In any case, here are some banal predictions, which may or may not come to pass:

  • The surplus is so big (of course, the February forecast may trim it some or a lot) that it seems inconceivable that some sort of tax bill will not pass that cuts taxes. Yes, the parties have wildly different views on the advisability of and how to cut taxes, but it will be hard to let those differences result in a stalemate.  DFLers have deep reservations about tax cuts, especially larger permanent ones; they know that it is much easier for future legislatures to cut spending than to enact tax increases (most anyway) and their agenda is mainly about spending. But they will fear the popular perception that the surplus is so large that some of it must go back in tax cuts. And the GOP Senate is unlikely to agree to much of anything unless they get some meaningful tax cuts that check their political boxes.
  • Funds will be transferred to the UI fund to forestall imposing taxes to pay off its deficit. Governor Walz’s signaling his support should make this inevitable.

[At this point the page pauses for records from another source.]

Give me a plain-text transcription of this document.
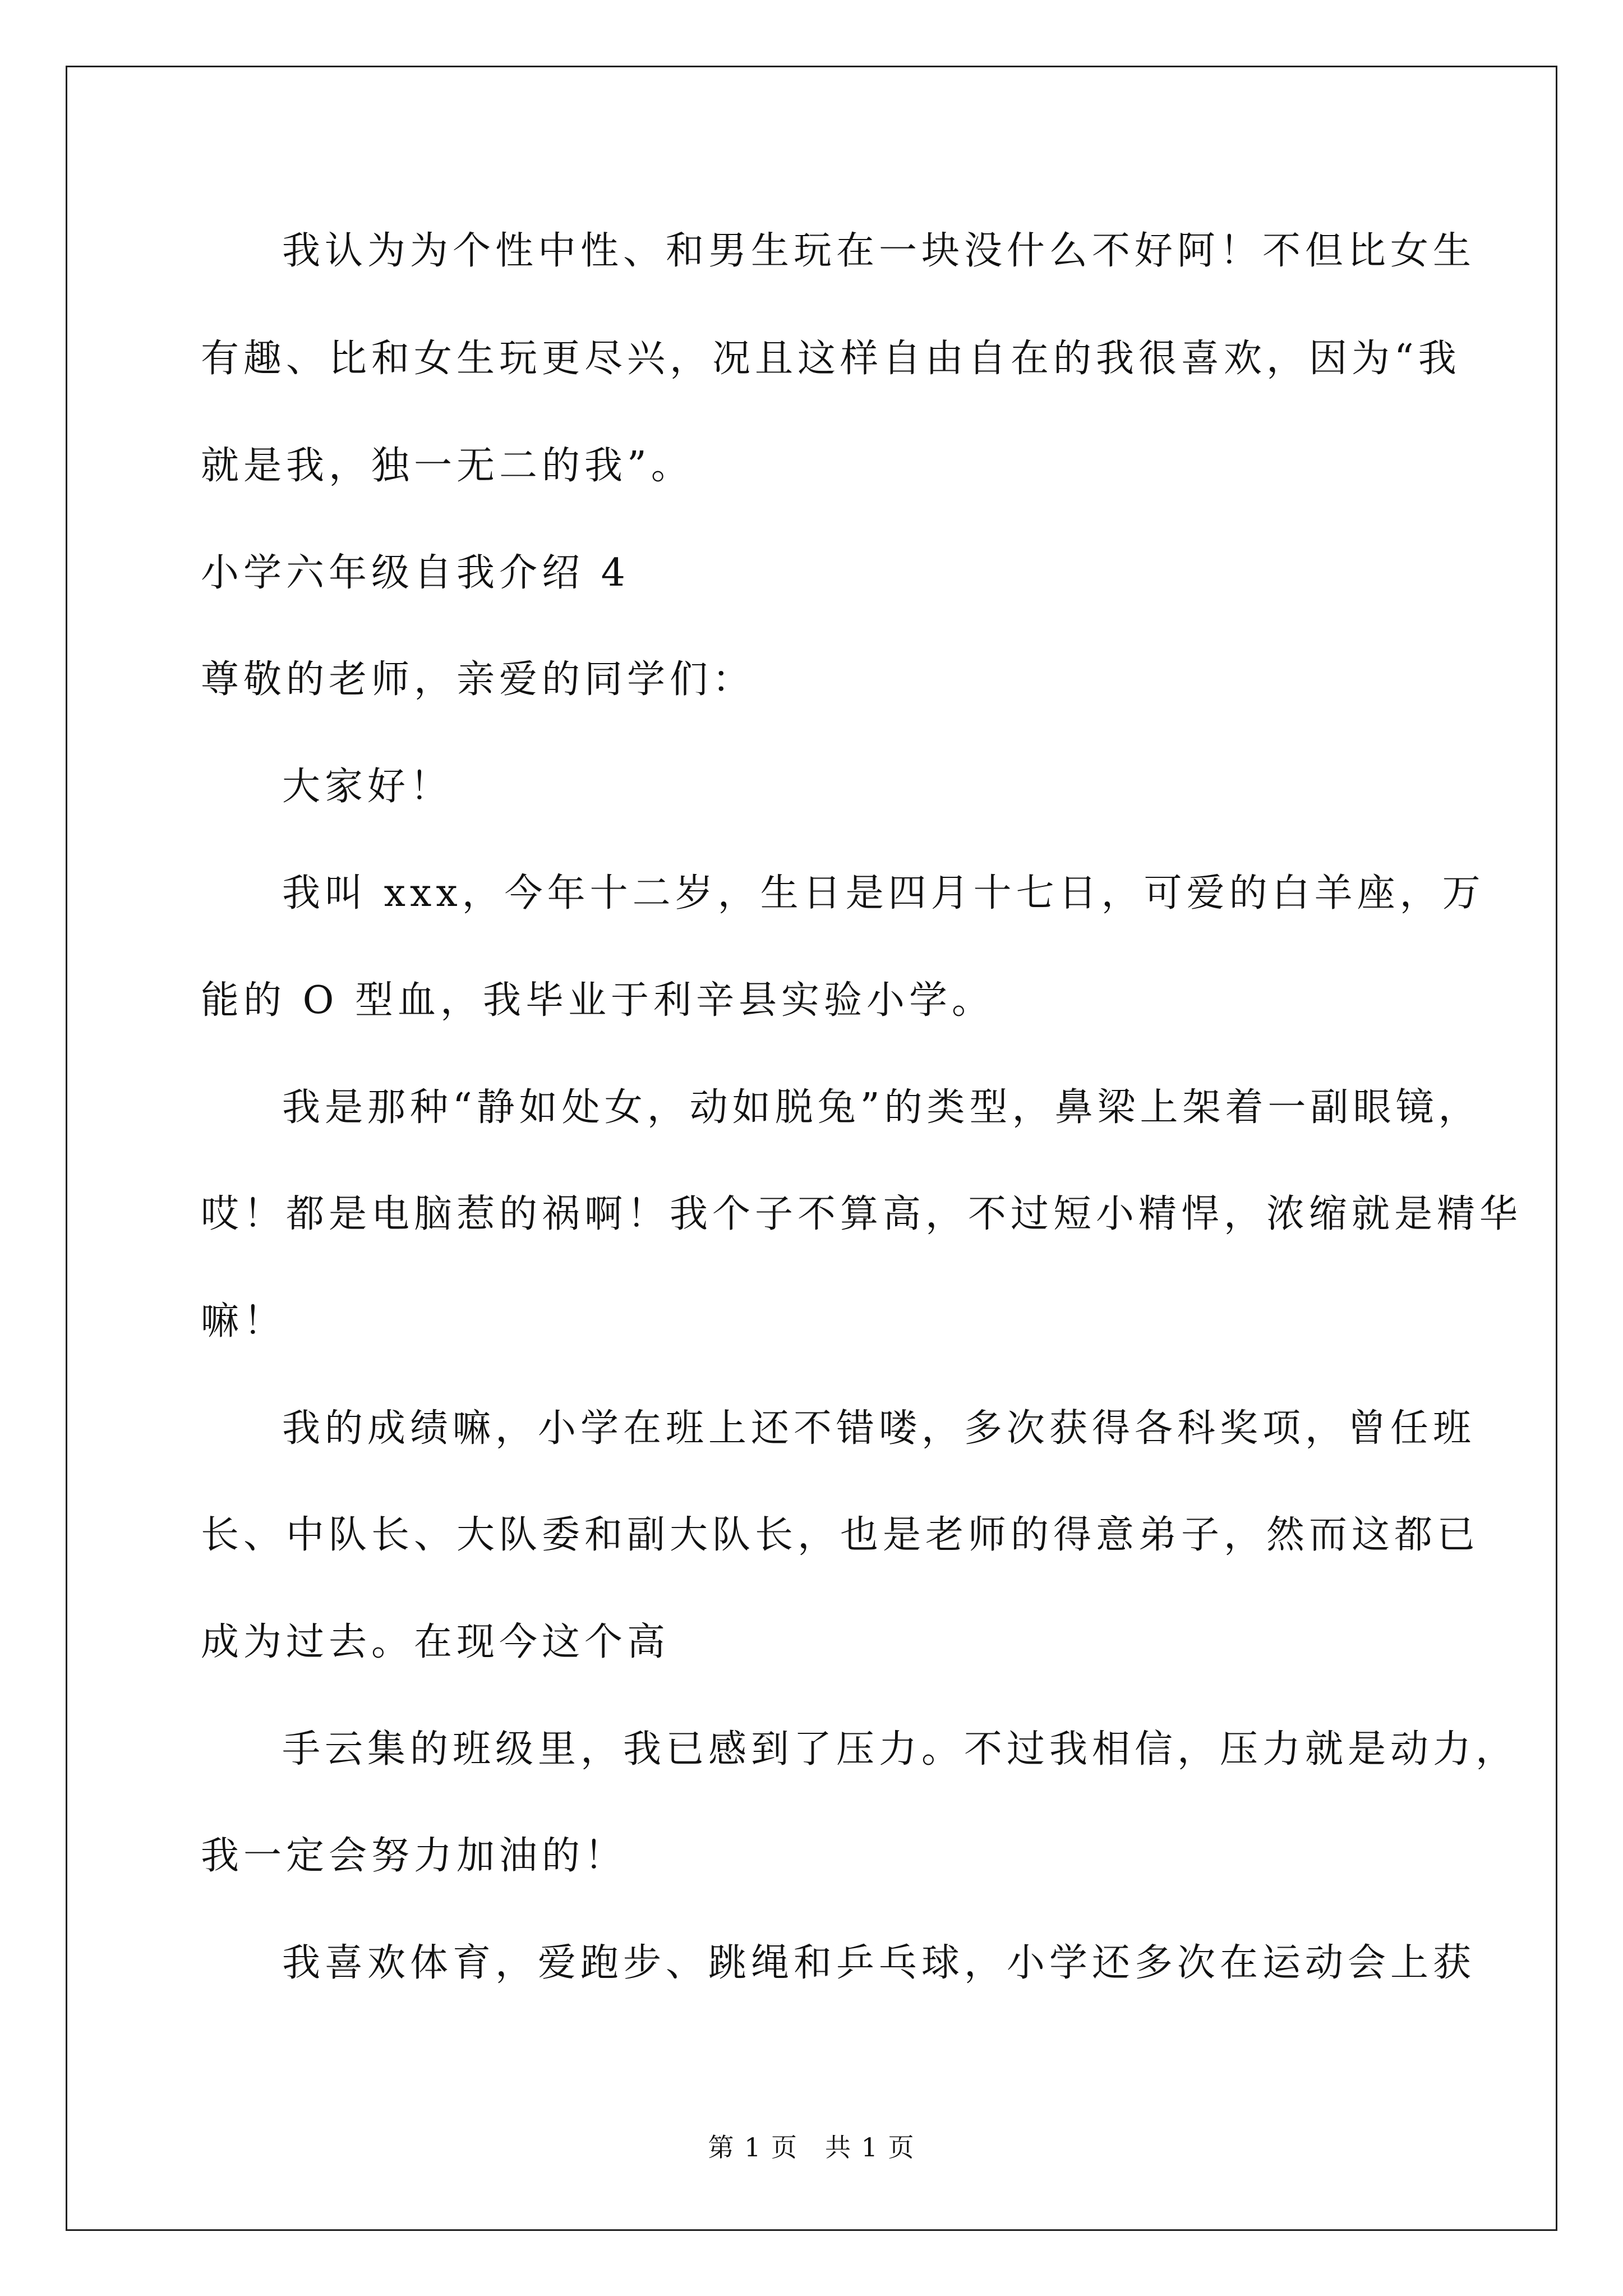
我认为为个性中性、和男生玩在一块没什么不好阿！不但比女生
有趣、比和女生玩更尽兴，况且这样自由自在的我很喜欢，因为“我
就是我，独一无二的我”。
小学六年级自我介绍 4
尊敬的老师，亲爱的同学们：
大家好！
我叫 xxx，今年十二岁，生日是四月十七日，可爱的白羊座，万
能的 O 型血，我毕业于利辛县实验小学。
我是那种“静如处女，动如脱兔”的类型，鼻梁上架着一副眼镜，
哎！都是电脑惹的祸啊！我个子不算高，不过短小精悍，浓缩就是精华
嘛！
我的成绩嘛，小学在班上还不错喽，多次获得各科奖项，曾任班
长、中队长、大队委和副大队长，也是老师的得意弟子，然而这都已
成为过去。在现今这个高
手云集的班级里，我已感到了压力。不过我相信，压力就是动力，
我一定会努力加油的！
我喜欢体育，爱跑步、跳绳和乒乓球，小学还多次在运动会上获
第 1 页　共 1 页
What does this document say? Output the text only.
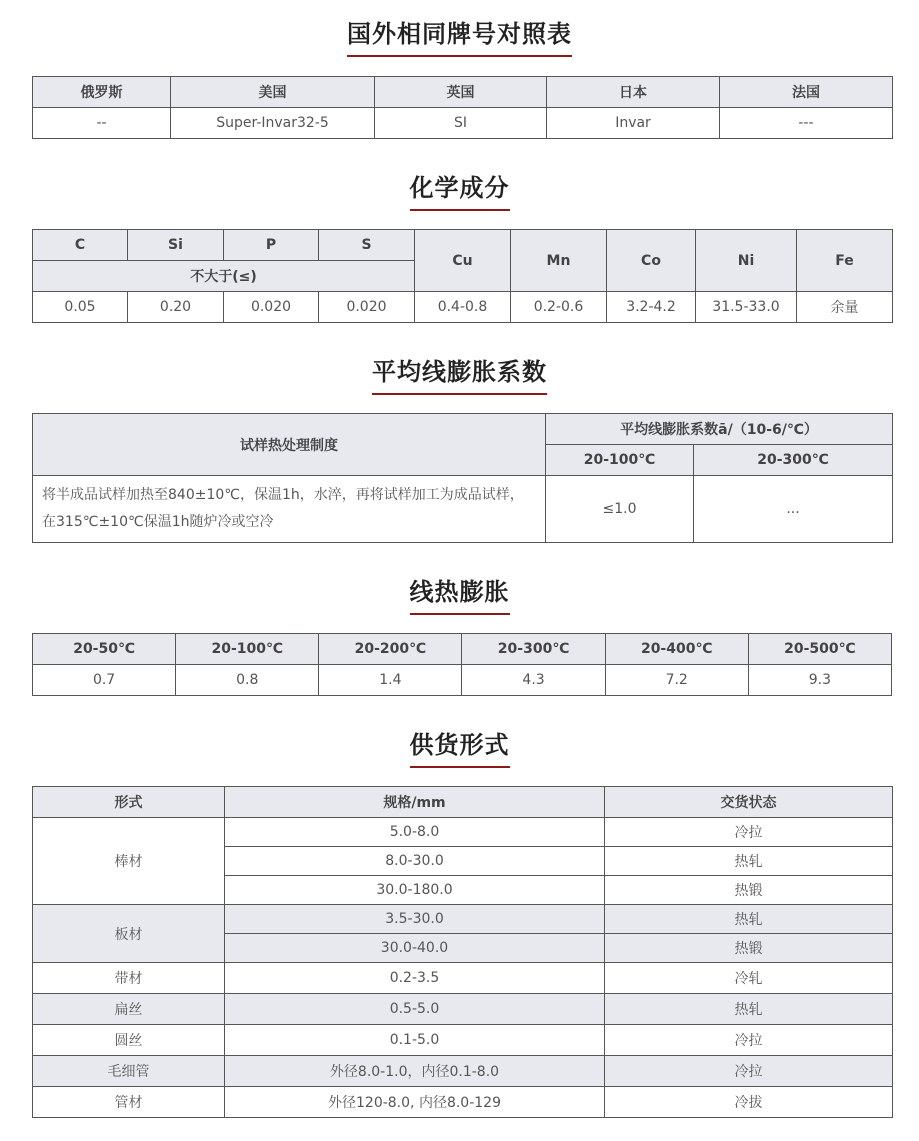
国外相同牌号对照表
俄罗斯	美国	英国	日本	法国
--	Super-Invar32-5	SI	Invar	---
化学成分
C	Si	P	S	Cu	Mn	Co	Ni	Fe
不大于(≤)								
0.05	0.20	0.020	0.020	0.4-0.8	0.2-0.6	3.2-4.2	31.5-33.0	余量
平均线膨胀系数
试样热处理制度	平均线膨胀系数ā/（10-6/℃）	
	20-100℃	20-300℃
将半成品试样加热至840±10℃，保温1h，水淬，再将试样加工为成品试样，在315℃±10℃保温1h随炉冷或空冷	≤1.0	...
线热膨胀
20-50℃	20-100℃	20-200℃	20-300℃	20-400℃	20-500℃
0.7	0.8	1.4	4.3	7.2	9.3
供货形式
形式	规格/mm	交货状态
棒材	5.0-8.0	冷拉
	8.0-30.0	热轧
	30.0-180.0	热锻
板材	3.5-30.0	热轧
	30.0-40.0	热锻
带材	0.2-3.5	冷轧
扁丝	0.5-5.0	热轧
圆丝	0.1-5.0	冷拉
毛细管	外径8.0-1.0，内径0.1-8.0	冷拉
管材	外径120-8.0, 内径8.0-129	冷拔
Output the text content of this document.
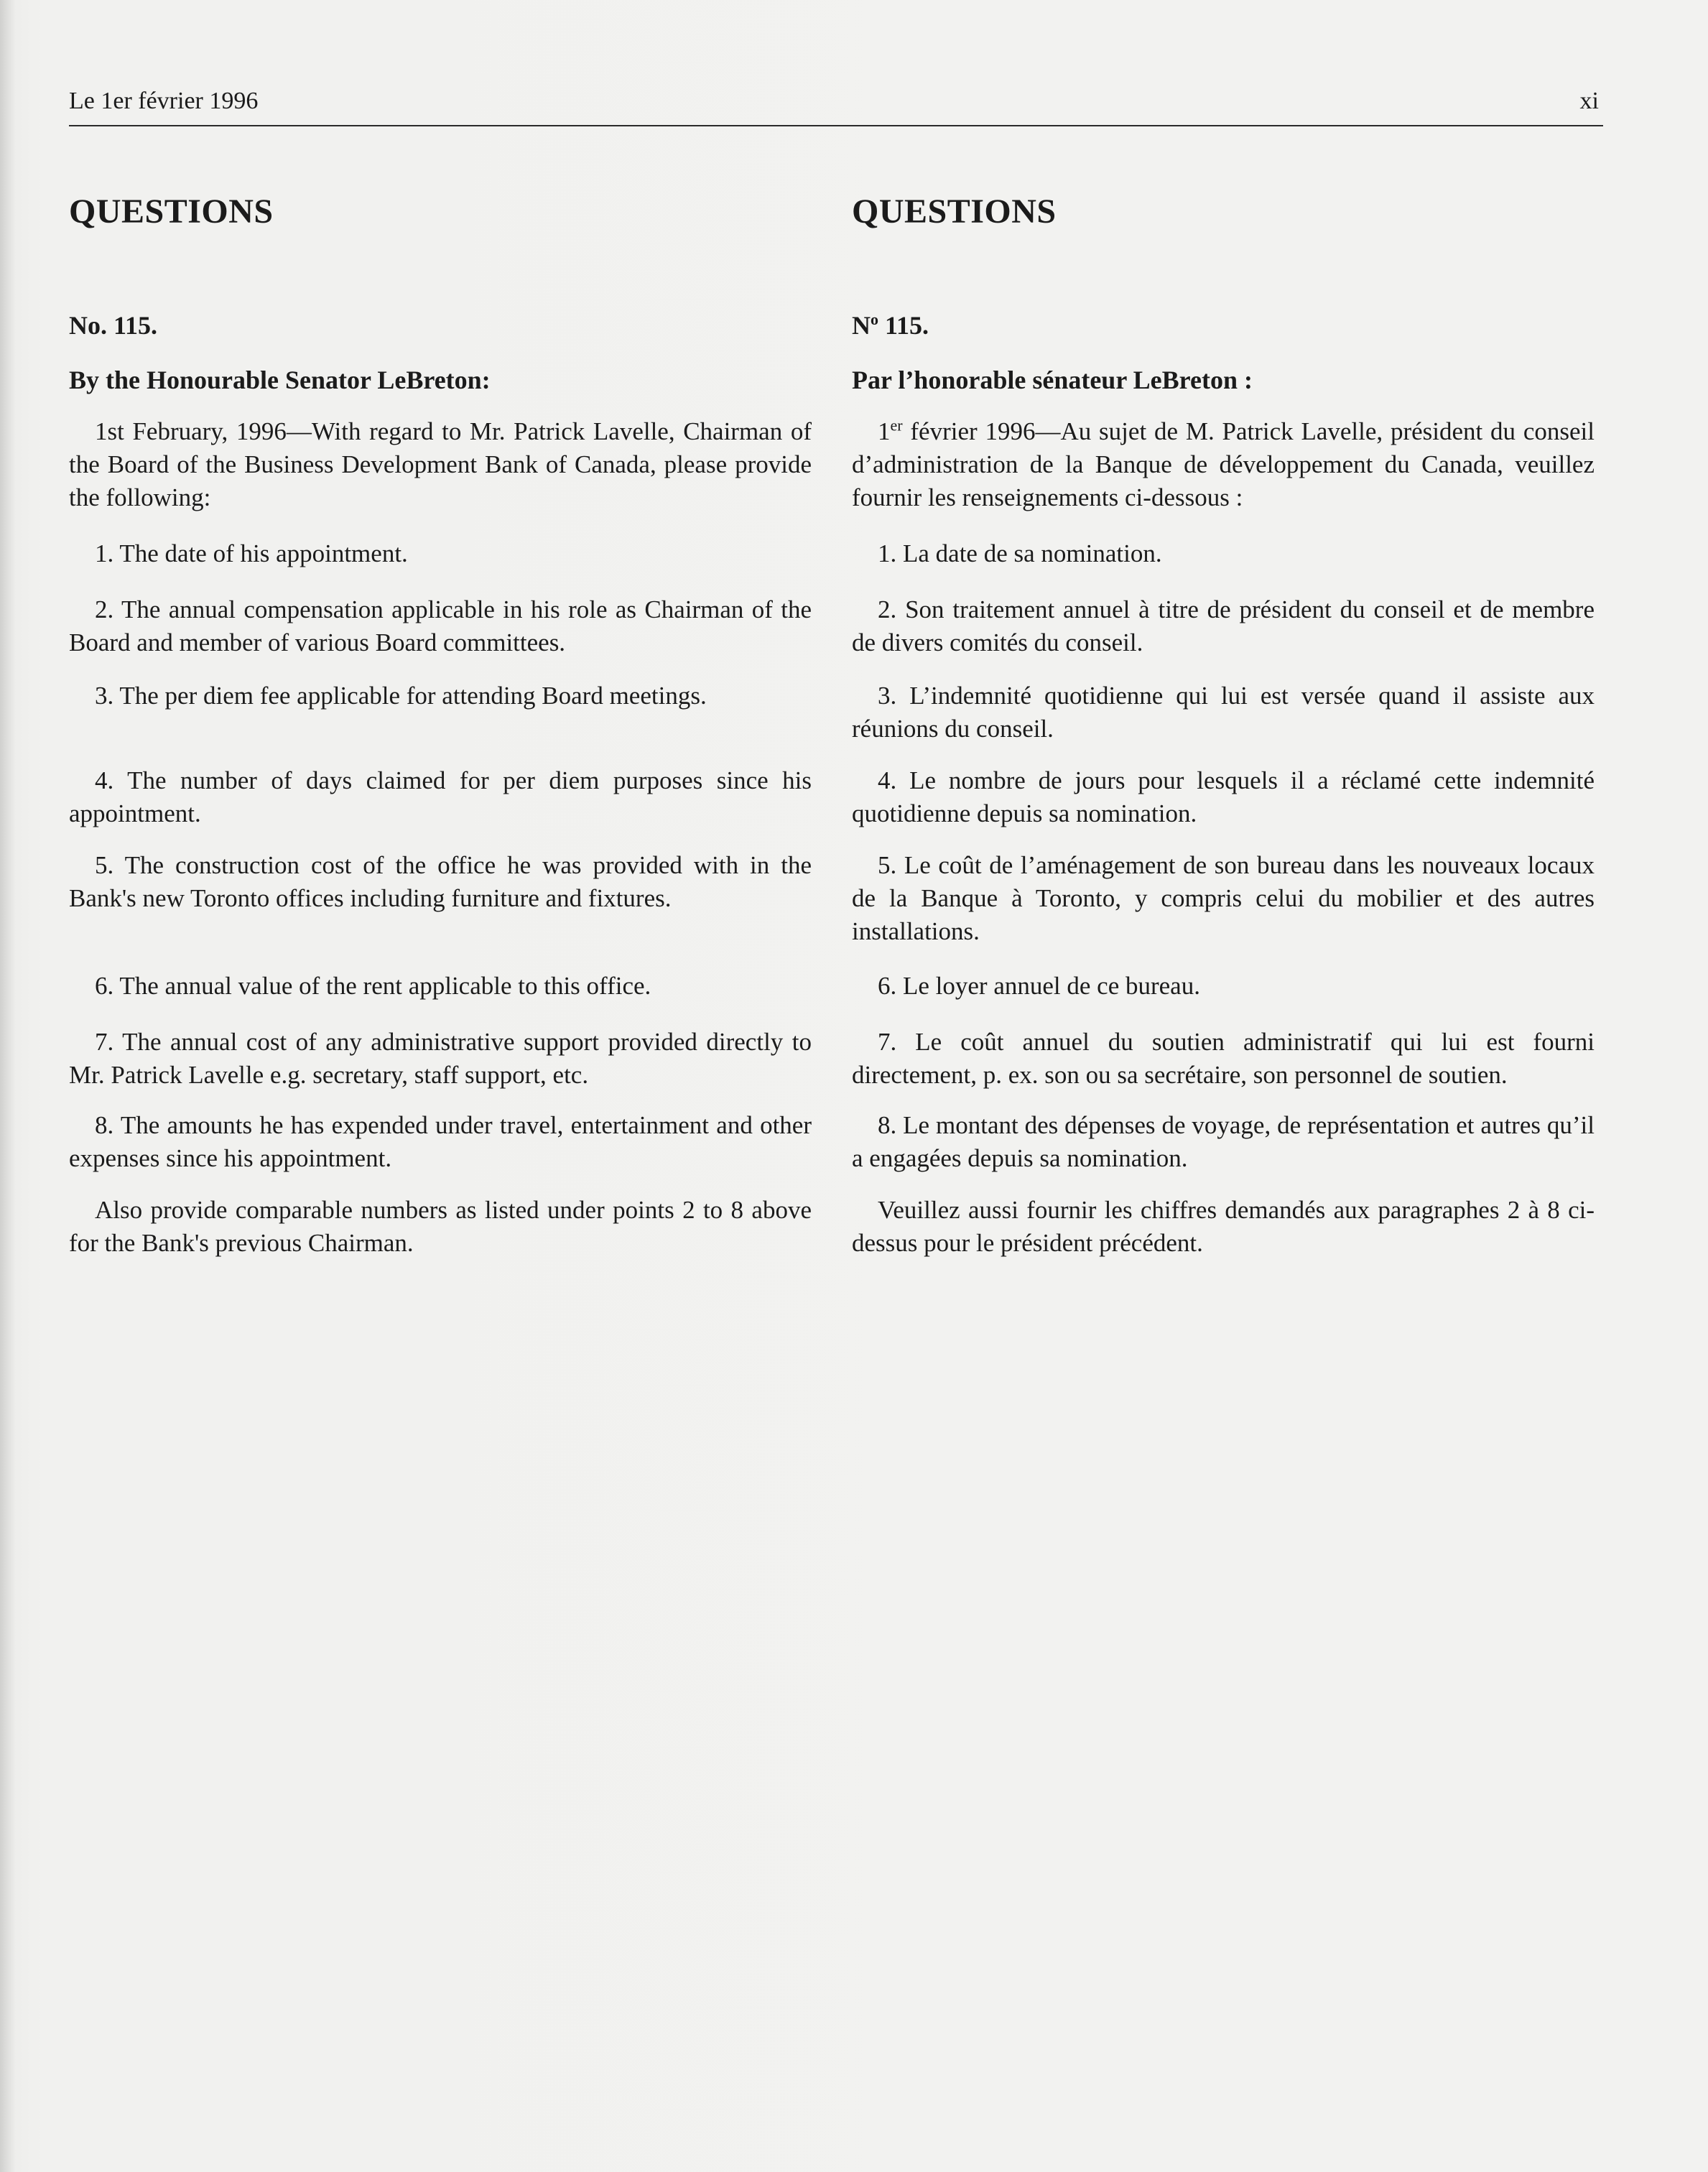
Le 1er février 1996	xi
QUESTIONS
No. 115.
By the Honourable Senator LeBreton:

1st February, 1996—With regard to Mr. Patrick Lavelle, Chairman of the Board of the Business Development Bank of Canada, please provide the following:

1. The date of his appointment.

2. The annual compensation applicable in his role as Chairman of the Board and member of various Board committees.

3. The per diem fee applicable for attending Board meetings.

4. The number of days claimed for per diem purposes since his appointment.

5. The construction cost of the office he was provided with in the Bank's new Toronto offices including furniture and fixtures.

6. The annual value of the rent applicable to this office.

7. The annual cost of any administrative support provided directly to Mr. Patrick Lavelle e.g. secretary, staff support, etc.

8. The amounts he has expended under travel, entertainment and other expenses since his appointment.

Also provide comparable numbers as listed under points 2 to 8 above for the Bank's previous Chairman.

QUESTIONS
$N^o$ 115.
Par l’honorable sénateur LeBreton :

1er février 1996—Au sujet de M. Patrick Lavelle, président du conseil d’administration de la Banque de développement du Canada, veuillez fournir les renseignements ci-dessous :

1. La date de sa nomination.

2. Son traitement annuel à titre de président du conseil et de membre de divers comités du conseil.

3. L’indemnité quotidienne qui lui est versée quand il assiste aux réunions du conseil.

4. Le nombre de jours pour lesquels il a réclamé cette indemnité quotidienne depuis sa nomination.

5. Le coût de l’aménagement de son bureau dans les nouveaux locaux de la Banque à Toronto, y compris celui du mobilier et des autres installations.

6. Le loyer annuel de ce bureau.

7. Le coût annuel du soutien administratif qui lui est fourni directement, p. ex. son ou sa secrétaire, son personnel de soutien.

8. Le montant des dépenses de voyage, de représentation et autres qu’il a engagées depuis sa nomination.

Veuillez aussi fournir les chiffres demandés aux paragraphes 2 à 8 ci-dessus pour le président précédent.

  • Some sort of expansion of the income tax exemption for social security also seems inevitable. This bad policy (in my view) will be dictated by the political power of older voters, the fact that the GOP has made exemption their mantra ad nauseum, and that some/many DFLers think that exempting social security is either okay or politically inevitable. (One meaningless data point supporting the last point is that I have observed multiple lefty commenters on MinnPost supporting the exemption – despite the fact that it objectively goes against their typical tax fairness principles. I assume these commenters are DFL base activist types of the elderly variety.)
  • Further reduction or repeal of the state general tax also seems likely because the GOP will insist on it. They have many owners of small businesses or commercial real estate in their base (reliable contributors to their legislative campaigns) and the Chamber will continue to goad them to get it done. Since this is a fixed cost (non-growing budget hole), DFLers are more likely to accede.
  • Some sort of modest cut in lower bracket income tax rates and myriad of minor sales tax exemptions (many project-specific) would be another good guess but somewhat less likely.

Of course, one should never underestimate the ability of events, personalities, distrust, and other factors to get in the way of compromise, yielding gridlock. That might be the most fiscally responsible thing to happen, so it likely won’t.